The Federal Courts Advantage in Civil Procedure

By: Dr. Gerard Kennedy

In a recent article to be published in the Canadian Bar Review, I analyzed whether procedure in the Federal Court and Federal Court of Appeal (the “Federal Courts”) is more efficient than in many large superior courts and thus is better suited to facilitating access to justice.

Through a combination of analyzing rules and case law and interviews with judges and lawyers, I concluded that there is significant truth to the hypothesis that Federal Courts procedure is indeed quicker than what is seen in many provincial superior courts. This comparative lack of delay is, other things being equal, a boon for access to justice. This may give lessons to the procedure in many provinces and/or inform litigant choices as to whether to commence litigation in the Federal Court or a provincial superior court in cases of concurrent jurisdiction.
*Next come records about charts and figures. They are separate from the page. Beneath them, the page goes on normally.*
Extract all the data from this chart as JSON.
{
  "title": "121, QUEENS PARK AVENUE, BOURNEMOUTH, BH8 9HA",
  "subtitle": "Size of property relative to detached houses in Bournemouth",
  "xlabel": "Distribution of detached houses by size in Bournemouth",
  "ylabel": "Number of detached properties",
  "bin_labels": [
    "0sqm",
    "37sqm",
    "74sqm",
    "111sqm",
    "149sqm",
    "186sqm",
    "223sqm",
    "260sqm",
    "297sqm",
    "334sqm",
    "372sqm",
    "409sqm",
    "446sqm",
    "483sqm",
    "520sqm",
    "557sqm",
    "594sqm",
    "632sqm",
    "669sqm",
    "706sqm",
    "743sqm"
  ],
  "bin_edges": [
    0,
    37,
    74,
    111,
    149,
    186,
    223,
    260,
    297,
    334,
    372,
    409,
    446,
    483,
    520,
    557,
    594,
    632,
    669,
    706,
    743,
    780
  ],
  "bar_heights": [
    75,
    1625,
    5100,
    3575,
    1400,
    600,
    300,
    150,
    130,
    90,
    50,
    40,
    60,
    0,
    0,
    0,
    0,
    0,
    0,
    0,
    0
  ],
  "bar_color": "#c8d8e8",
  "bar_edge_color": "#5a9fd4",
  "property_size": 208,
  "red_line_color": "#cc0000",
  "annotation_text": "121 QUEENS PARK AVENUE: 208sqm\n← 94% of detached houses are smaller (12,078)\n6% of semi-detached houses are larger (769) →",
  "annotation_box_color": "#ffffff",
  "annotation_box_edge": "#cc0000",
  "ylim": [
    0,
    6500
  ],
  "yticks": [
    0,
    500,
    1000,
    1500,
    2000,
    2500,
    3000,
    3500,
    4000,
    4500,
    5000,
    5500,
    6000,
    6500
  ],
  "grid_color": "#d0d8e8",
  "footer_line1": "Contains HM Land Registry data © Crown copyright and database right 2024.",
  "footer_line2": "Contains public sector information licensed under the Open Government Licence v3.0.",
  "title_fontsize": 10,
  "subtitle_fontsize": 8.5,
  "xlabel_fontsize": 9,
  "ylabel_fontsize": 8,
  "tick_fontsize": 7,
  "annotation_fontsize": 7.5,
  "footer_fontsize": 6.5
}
By way of illustration, one litigator stated that, “You can realistically expect to go to trial within a couple years of starting your case” (his words). He suggested that this would be completely unrealistic in the Ontario Superior Court. Another litigator added that “that it would be very unusual to choose to proceed in an intellectual property matter in a superior court instead of the Federal Court, due to speed and expertise” (my summarizing in the article).

After giving an overview of particularly distinct aspects of Federal Courts procedure (including regarding case management, summary procedures, orders concerning problematic litigants, enforcement of procedural rules and deadlines, and judicial specialization), various reasons for the difference in efficiency in court procedure are considered.

It ultimately concluded that Federal Courts’ procedure’s efficiency is due to a confluence of factors. Some of these are not realistically applicable to other jurisdictions, such as:

  • a relatively small court (not unlike Manitoba, which also appears not to suffer from delays seen in larger provinces); and
  • confined subject matter jurisdiction.

But other lessons are very applicable, including:

  • a friendly but strict registry;
  • intensive case management, particularly by associate judges who are trained in mediation;
  • availability of associate judges on short notice for genuinely urgent matters, which one litigator described as “dial a judge” (her words) and another said that “you can get a judicial official on the phone […] if it is genuinely urgent, they will help you and they will move things along. […] You can usually get [an associate judge] on the phone within a day or two and say look, we’ve hit a conundrum here” (his words);
  • enforcement of procedural rules, which are often “honoured in the breach” (as noted in several cases) in other courts, with one litigator describing “hav[ing] to follow the rules in the Federal Court” (her words) as the primary reason Federal Courts procedure is quicker than Ontario Superior Court procedure; and
  • judicial specialization.

While the article is largely praising of Federal Courts procedure, areas of potential improvement are considered, including court composition, the integration of civil law; and limitations due to confined subject matter jurisdiction (which is a double-edged sword for access to justice). But by and large and in the main, the Federal Courts have gone a long way to realizing many of the benefits that can accrue to access to justice due to the appropriate use of procedural law.

The views expressed in these blogs do not necessarily reflect the views of the Faculty of Law at the University of Manitoba and should not be construed as legal advice or endorsement.